Auf der Grundlage dieser Allgemeinverfügung kontrollierte die Anstalt auf der
Vorder- und Rückseite durch einen Stempelaufdruck als „Verteidigerpost“
gekennzeichnete Briefe der Rechtsanwälte A und C, die durch
Vollmachtshinterlegung als Verteidiger des Gefangenen registriert sind.

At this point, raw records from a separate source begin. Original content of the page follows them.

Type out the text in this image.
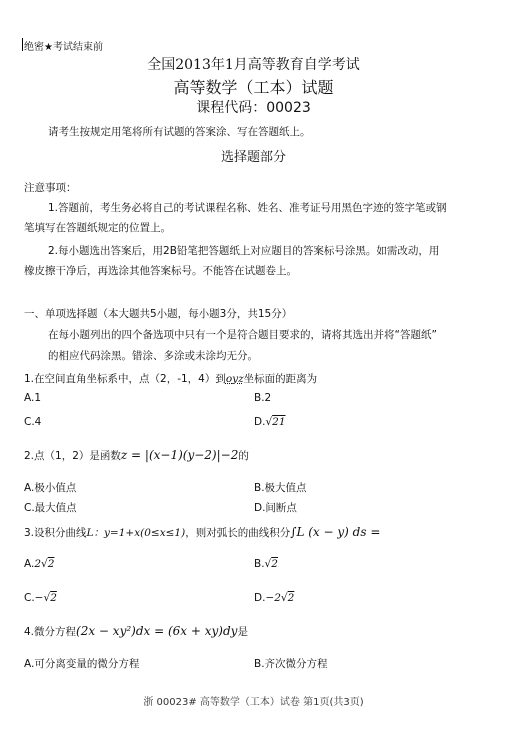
绝密★考试结束前
全国2013年1月高等教育自学考试
高等数学（工本）试题
课程代码：00023
请考生按规定用笔将所有试题的答案涂、写在答题纸上。
选择题部分
注意事项：
1.答题前，考生务必将自己的考试课程名称、姓名、准考证号用黑色字迹的签字笔或钢
笔填写在答题纸规定的位置上。
2.每小题选出答案后，用2B铅笔把答题纸上对应题目的答案标号涂黑。如需改动，用
橡皮擦干净后，再选涂其他答案标号。不能答在试题卷上。
一、单项选择题（本大题共5小题，每小题3分，共15分）
在每小题列出的四个备选项中只有一个是符合题目要求的，请将其选出并将“答题纸”
的相应代码涂黑。错涂、多涂或未涂均无分。
1.在空间直角坐标系中，点（2，-1，4）到oyz坐标面的距离为
A.1	B.2
C.4	D.√21
2.点（1，2）是函数z = |(x−1)(y−2)|−2的
A.极小值点	B.极大值点
C.最大值点	D.间断点
3.设积分曲线L：y=1+x(0≤x≤1)，则对弧长的曲线积分∫L (x − y) ds =
A.2√2	B.√2
C.−√2	D.−2√2
4.微分方程(2x − xy²)dx = (6x + xy)dy是
A.可分离变量的微分方程	B.齐次微分方程
浙 00023# 高等数学（工本）试卷 第1页(共3页)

Namentlich händigte sie einen am 9.10.2003 eingegangenen Brief des
Rechtsanwalts A dem Gefangenen, der sich bei früheren Schreiben der Anwälte
geweigert hatte, diese zu öffnen und auszuschütteln, erst aus, nachdem dessen
Kanzlei auf telefonische Rückfrage erklärt hatte, dass das Schreiben von dort
stammte.
Am 11.11.2003 erhielt die Allgemeinverfügung folgende Fassung:
"...
2. Der Bereichsleiter oder sein Vertreter bestellt zum Zwecke der
Aushändigung der Verteidigerpost den Empfänger (Gefangenen) in den Raum ...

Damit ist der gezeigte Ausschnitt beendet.